Sarah Jacobsson Purewal | Jan. 24, 2014
Just what does your dog do all day? Sleep for eight hours straight? Run around your living room in circles? Go on lengthy walks with your dog walker? Whistle, an activity tracker for dogs--yes, you read that correctly--can help you find out.

If you tap the arrow icon in the upper-right corner, you can see your dog's trends over the past few months. Here you can check on your pet's daily activity levels, progress toward activity goals, and daily rest levels. You can see your dog's activity for the past six months, or you can compare the activity against that of other, similar dogs. I assume that the app determines "similar dogs" based on your pup's age, weight, and breed, but I'm not sure.

Overall, Whistle is a fun little gadget that's useful for people who want to know whether their dog is getting enough exercise. Potential buyers might include people who are away all day and who hire dog walkers, or people who are traveling — I know that this gadget certainly helped me make sure that my puppy was getting enough exercise when I recently drove across the United States. I did find one major drawback with Whistle, however: It connects via Wi-Fi, not Bluetooth.

At first I didn't think that would be a problem — after all, I've had Bluetooth headaches before, but I almost never have difficulties with Wi-Fi. However, once I started traveling, I saw why the dependence on Wi-Fi wasn't ideal. Because the Whistle gadget can send information to your mobile device only via Wi-Fi, you'll always need access to an open Wi-Fi network. You can connect Whistle to a private (password-protected) Wi-Fi network through the app, but I had trouble getting that connection to work after the initial setup. Also, if your only option is a protected Wi-Fi network that doesn't use a password but instead uses some other type of protection, such as a Web portal, you will not be able to connect Whistle to that network.

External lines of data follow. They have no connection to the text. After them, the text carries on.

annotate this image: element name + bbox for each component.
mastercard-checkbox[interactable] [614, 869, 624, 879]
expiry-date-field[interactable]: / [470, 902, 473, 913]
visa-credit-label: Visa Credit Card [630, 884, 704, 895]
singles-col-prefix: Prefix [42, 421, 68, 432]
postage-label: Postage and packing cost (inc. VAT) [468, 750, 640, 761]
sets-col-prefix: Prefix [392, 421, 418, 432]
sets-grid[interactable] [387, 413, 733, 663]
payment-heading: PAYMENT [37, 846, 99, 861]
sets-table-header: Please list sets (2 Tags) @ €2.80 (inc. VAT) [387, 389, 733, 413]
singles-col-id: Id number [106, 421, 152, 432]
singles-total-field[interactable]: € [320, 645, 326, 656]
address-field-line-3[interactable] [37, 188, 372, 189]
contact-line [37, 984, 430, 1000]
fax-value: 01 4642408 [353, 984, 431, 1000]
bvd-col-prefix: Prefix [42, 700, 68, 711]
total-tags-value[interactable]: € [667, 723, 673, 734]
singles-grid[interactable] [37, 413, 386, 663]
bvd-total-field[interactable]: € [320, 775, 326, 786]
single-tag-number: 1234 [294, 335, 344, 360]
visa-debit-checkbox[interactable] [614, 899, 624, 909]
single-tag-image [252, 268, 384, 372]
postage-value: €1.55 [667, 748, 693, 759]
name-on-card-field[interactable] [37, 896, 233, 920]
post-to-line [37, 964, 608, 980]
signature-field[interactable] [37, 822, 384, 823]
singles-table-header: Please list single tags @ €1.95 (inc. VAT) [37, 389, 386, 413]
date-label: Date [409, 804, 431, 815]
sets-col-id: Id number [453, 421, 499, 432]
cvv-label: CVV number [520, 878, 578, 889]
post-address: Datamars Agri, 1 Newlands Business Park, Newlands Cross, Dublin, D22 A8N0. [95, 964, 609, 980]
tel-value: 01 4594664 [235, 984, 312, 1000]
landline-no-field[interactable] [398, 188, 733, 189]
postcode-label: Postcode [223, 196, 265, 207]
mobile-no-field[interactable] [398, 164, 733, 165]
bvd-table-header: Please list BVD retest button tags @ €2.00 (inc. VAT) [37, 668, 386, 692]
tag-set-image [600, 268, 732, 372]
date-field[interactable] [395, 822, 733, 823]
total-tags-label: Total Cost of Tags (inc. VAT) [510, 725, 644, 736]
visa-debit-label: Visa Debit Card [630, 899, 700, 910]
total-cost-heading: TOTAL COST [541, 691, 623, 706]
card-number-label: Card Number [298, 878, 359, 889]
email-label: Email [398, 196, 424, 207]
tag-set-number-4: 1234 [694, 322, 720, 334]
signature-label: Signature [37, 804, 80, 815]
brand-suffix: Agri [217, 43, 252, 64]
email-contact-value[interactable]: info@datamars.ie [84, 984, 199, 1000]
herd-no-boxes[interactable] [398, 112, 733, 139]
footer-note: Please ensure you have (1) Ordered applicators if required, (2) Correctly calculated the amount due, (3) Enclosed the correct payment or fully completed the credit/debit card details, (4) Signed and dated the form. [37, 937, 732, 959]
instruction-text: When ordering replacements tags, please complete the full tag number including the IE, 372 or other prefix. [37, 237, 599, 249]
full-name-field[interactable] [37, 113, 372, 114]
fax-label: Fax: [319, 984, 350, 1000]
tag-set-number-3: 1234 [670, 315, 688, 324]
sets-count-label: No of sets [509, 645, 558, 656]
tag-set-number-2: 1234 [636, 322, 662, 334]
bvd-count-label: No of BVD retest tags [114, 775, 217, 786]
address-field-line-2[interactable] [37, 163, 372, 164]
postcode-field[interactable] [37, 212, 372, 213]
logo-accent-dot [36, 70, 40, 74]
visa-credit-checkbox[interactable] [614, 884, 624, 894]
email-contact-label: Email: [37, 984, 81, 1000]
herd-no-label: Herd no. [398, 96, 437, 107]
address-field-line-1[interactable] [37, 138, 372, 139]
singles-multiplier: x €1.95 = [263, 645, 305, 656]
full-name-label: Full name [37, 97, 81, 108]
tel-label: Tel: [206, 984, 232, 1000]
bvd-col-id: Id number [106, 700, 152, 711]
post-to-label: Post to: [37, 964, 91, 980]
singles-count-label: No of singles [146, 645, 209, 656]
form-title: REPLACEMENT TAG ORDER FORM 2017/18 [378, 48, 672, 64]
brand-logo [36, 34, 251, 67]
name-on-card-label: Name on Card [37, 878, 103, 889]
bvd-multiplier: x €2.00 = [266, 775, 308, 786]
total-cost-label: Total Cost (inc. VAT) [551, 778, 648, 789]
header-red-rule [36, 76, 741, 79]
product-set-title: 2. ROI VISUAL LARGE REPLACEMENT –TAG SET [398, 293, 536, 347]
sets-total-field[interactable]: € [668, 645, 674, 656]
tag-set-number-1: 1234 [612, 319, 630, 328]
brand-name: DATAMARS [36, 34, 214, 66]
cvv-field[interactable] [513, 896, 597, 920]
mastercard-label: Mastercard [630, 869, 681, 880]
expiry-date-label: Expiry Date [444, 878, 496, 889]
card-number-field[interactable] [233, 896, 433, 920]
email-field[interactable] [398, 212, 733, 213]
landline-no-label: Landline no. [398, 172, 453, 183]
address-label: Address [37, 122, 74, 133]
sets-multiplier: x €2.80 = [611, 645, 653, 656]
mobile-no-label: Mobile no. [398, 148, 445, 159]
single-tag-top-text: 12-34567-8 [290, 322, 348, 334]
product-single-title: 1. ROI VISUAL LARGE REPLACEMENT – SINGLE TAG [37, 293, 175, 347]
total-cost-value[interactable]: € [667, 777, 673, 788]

Whistle's Wi-Fionly restriction meant that I couldn't check on my dog's activity levels, or even the gadget's battery status, for the entire two weeks I was traveling.

Bottom line
Whistle certainly has its uses, but it's a little limited compared with other dog trackers that are popping up. And although its Wi-Fi only restriction is tolerable if you're mostly at home with a Wi-Fi connection, it can be annoying to use if you're on the road. For $130, I really see Whistle as a worthwhile investment only for people who hire potentially untrustworthy dog walkers, because Whistle will let you know if, when, and for how long your dog is being walked.